Pellet stoves vs Wood stoves
Now this is based on my circumstances, and yours may differ, but I thought I'd share my research and thought process FWIW. I posted this first in another thread that was mostly about pellet stoves, but realized a lot of people might not see it who might have something to add, too. Some others may find some things in it worth considering.
For a year I dithered between pellet and wood. I was going to put in a pellet stove last year, but circumstances prevented it. Glad it happened that way: it gave me more time to evaluate the options. A regular wood stove won out; I just ordered it and it will be installed in November. In my case, the delay is for scheduling the installation of the chimney, because all the chimney guys are booked so far in advance. I had no trouble finding the wood stove I wanted, because there is a huge demand for pellet stoves right now, and wood stoves are easier to find.
Here is why I decided on wood:
1. Businesses and corporations have or are switching to pellet and have contracts with pellet companies, which ties up a lot of product. Price of pellets have gone up and that is not likely to change. Availability of pellets depends on increasing manufacturing capacity and availability of raw materials. Though pellets can be made from non-wood materials, there is a huge question mark about how that is going to affect markets for other uses of those materials-- or the land needed to produce them.
2. Efficiency also needs to take into account the energy costs of manufacture, packaging, and transport. The fuel you choose may vary depending on these factors. I know that in some areas pellets are made of straw residue or other material that otherwise would be open-burned. For folks in those areas like that, that might be a responsible choice. It wouldn't be for me.
3. I live in New England. At this point, pellets for home consumption are actually being imported from the midwest (at least it's not the mid-east!). With a wood stove, I am not dependent on a manufacturer. I am supporting local guys who earn their living cutting on sustainable woodlots. For years a lot of those woodlots went unmanaged because there wasn't a demand. Now there is a resurgence of small-scale local industry and jobs. I like that.

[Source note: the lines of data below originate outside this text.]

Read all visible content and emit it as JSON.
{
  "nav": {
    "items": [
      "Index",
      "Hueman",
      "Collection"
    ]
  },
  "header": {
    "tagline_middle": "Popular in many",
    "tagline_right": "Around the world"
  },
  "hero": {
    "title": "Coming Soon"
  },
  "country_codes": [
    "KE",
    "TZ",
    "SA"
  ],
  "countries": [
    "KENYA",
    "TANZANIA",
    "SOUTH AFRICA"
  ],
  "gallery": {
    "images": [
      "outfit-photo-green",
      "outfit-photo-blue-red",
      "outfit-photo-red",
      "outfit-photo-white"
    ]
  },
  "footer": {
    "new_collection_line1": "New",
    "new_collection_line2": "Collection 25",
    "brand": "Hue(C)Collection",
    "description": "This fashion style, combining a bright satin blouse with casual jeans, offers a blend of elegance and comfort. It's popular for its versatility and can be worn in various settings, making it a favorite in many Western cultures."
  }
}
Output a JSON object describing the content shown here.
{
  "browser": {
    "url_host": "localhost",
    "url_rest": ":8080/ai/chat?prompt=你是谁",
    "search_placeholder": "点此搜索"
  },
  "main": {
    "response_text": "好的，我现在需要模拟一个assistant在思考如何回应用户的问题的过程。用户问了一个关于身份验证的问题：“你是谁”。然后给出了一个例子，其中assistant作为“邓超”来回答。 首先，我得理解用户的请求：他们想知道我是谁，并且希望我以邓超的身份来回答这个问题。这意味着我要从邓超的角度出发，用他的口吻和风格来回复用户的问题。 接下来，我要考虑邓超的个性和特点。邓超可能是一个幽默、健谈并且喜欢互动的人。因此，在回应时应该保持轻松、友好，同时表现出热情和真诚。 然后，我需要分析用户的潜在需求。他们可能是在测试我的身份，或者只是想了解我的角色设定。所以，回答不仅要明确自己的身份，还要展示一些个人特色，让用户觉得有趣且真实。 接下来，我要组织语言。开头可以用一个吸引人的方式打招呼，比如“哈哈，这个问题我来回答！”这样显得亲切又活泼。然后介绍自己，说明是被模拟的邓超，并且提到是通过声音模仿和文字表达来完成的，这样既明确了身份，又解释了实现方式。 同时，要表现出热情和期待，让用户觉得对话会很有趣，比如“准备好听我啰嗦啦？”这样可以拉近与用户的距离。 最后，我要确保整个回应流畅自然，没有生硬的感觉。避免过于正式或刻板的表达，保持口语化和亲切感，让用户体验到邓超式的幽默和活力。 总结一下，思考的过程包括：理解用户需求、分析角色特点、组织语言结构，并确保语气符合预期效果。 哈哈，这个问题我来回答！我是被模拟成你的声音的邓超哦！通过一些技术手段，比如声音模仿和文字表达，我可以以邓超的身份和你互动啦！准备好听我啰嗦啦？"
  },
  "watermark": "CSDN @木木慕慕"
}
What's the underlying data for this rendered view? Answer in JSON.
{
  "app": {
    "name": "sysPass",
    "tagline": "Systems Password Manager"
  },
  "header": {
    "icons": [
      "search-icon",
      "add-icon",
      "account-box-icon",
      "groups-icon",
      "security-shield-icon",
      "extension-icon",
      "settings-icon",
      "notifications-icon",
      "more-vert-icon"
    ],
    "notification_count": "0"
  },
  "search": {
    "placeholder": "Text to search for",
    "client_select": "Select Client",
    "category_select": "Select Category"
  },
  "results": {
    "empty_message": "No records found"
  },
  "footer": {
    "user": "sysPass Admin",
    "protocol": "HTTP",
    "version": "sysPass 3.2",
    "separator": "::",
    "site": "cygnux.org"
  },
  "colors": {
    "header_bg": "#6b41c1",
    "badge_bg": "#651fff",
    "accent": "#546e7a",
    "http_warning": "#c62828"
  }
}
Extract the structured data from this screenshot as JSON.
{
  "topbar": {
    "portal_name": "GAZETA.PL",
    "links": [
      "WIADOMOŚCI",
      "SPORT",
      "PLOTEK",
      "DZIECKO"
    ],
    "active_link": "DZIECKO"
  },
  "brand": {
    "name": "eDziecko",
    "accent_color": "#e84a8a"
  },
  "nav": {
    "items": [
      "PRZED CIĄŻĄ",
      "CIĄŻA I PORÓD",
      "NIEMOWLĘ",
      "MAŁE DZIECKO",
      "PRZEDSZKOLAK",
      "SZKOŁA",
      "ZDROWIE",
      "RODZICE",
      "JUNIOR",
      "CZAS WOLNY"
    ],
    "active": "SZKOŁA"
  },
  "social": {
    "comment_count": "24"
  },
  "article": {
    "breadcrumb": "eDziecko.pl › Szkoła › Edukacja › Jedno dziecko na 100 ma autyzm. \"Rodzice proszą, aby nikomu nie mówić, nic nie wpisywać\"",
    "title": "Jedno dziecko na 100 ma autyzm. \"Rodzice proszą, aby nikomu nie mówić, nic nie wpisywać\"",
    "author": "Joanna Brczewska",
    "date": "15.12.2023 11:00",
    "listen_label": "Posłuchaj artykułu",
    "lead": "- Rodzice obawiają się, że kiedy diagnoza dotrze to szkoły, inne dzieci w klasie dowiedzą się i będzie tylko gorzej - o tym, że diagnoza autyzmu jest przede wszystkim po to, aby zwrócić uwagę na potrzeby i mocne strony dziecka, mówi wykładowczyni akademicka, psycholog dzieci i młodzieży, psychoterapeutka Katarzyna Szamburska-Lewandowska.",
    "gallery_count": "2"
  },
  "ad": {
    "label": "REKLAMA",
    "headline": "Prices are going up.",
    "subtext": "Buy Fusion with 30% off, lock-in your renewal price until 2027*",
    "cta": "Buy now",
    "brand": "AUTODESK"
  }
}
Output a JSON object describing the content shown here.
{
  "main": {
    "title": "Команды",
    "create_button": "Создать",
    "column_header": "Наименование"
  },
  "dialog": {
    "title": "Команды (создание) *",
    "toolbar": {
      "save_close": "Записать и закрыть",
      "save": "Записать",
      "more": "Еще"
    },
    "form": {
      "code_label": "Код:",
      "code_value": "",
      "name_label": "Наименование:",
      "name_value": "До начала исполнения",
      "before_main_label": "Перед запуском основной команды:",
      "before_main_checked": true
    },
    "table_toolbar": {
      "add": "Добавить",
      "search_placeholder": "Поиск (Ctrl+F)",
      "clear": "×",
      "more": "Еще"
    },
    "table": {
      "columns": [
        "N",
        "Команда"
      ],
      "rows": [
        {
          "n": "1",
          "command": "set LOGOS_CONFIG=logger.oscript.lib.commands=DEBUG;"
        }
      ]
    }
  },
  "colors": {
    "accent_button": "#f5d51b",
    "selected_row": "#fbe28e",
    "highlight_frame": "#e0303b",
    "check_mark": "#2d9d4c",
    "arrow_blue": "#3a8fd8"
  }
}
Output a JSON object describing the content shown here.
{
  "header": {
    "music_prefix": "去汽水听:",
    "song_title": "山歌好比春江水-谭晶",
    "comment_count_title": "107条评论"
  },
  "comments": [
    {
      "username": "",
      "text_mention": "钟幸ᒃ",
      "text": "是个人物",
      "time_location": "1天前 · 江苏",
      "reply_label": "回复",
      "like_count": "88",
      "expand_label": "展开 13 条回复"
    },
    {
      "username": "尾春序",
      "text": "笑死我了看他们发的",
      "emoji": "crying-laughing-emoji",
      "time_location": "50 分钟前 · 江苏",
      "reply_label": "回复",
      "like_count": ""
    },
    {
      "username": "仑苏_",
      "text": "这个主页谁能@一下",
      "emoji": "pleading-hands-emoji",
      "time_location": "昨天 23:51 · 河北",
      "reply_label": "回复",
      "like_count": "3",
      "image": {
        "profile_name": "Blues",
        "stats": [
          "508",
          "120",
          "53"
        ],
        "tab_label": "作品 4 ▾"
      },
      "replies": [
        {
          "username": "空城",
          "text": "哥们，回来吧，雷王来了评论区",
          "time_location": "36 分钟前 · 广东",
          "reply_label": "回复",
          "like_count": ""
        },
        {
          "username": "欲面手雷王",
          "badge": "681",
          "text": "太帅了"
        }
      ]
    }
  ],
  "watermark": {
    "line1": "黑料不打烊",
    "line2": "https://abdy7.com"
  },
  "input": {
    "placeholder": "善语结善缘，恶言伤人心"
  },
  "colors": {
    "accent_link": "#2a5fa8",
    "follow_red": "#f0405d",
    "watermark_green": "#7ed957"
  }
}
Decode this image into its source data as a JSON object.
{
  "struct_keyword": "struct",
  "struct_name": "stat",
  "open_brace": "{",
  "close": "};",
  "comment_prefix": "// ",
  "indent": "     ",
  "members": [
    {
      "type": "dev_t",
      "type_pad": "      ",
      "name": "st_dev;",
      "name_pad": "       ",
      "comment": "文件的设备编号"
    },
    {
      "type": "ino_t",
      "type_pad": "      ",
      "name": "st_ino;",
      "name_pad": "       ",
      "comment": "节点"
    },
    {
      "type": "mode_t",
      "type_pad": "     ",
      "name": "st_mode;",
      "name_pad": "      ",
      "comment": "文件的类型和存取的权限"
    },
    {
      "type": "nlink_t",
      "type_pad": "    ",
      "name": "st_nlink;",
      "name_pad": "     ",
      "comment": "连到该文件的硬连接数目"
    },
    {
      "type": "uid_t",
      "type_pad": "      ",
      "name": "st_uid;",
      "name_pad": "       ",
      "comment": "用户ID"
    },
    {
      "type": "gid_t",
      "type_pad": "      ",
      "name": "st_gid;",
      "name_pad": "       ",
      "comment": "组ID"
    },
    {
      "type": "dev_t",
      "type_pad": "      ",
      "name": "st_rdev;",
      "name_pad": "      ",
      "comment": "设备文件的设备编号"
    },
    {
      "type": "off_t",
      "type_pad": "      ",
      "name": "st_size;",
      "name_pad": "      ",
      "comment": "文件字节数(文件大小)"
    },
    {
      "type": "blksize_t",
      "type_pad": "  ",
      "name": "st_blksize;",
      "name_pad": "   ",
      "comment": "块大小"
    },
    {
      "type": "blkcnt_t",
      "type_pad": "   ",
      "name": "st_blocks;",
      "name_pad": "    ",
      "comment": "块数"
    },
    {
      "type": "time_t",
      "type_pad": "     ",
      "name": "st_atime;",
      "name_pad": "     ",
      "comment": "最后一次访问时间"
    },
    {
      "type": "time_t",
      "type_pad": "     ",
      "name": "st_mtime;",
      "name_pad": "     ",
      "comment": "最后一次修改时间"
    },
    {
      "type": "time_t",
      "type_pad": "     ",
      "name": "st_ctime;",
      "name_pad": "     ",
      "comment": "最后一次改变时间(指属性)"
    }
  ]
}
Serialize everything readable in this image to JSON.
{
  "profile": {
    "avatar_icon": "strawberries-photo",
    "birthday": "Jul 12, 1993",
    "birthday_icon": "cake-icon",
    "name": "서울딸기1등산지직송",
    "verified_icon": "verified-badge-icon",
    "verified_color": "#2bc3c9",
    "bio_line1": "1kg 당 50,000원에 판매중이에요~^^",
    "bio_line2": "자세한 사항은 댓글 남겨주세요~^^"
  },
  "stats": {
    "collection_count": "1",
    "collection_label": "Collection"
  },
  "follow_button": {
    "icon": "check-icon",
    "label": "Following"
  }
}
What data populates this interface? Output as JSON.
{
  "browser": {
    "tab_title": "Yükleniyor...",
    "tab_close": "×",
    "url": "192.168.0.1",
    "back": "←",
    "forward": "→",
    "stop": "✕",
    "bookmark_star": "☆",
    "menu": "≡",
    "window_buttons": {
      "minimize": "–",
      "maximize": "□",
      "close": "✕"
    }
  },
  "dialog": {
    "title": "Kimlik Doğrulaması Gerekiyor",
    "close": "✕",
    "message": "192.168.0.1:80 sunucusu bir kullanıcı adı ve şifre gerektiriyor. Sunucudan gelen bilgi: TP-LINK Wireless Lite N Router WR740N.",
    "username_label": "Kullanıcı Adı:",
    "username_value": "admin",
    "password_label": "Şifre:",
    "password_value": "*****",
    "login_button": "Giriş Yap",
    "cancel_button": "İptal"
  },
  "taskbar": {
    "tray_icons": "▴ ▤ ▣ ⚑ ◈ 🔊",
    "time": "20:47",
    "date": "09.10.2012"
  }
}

4. Pellet stoves require electricity to run mechanicals, and battery backup is generally only good for a few hours. Electrical outages due to wind, ice, or lightening strikes are not uncommon where I live, and sometimes last for several days or longer. My wood stove requires no electricity to run. I stay warm.
5. I did the math for me: the cost of the stove, chimney and installation (pro installation is required here) will be paid for within 3 years by the difference in fuel savings (assuming oil continues to cost what it does now, a reasonable assumption). It would take a lot longer with a pellet stove, and with both stove and pellets costing more, I am not sure it would ever happen.
And ask any wood burner: after a while we develop an inbuilt sense of when it is time to stick another log in that's as automatic as any thermostat.
I bought this house over four years ago, and I think when I get that wood stove in, it will finally become home.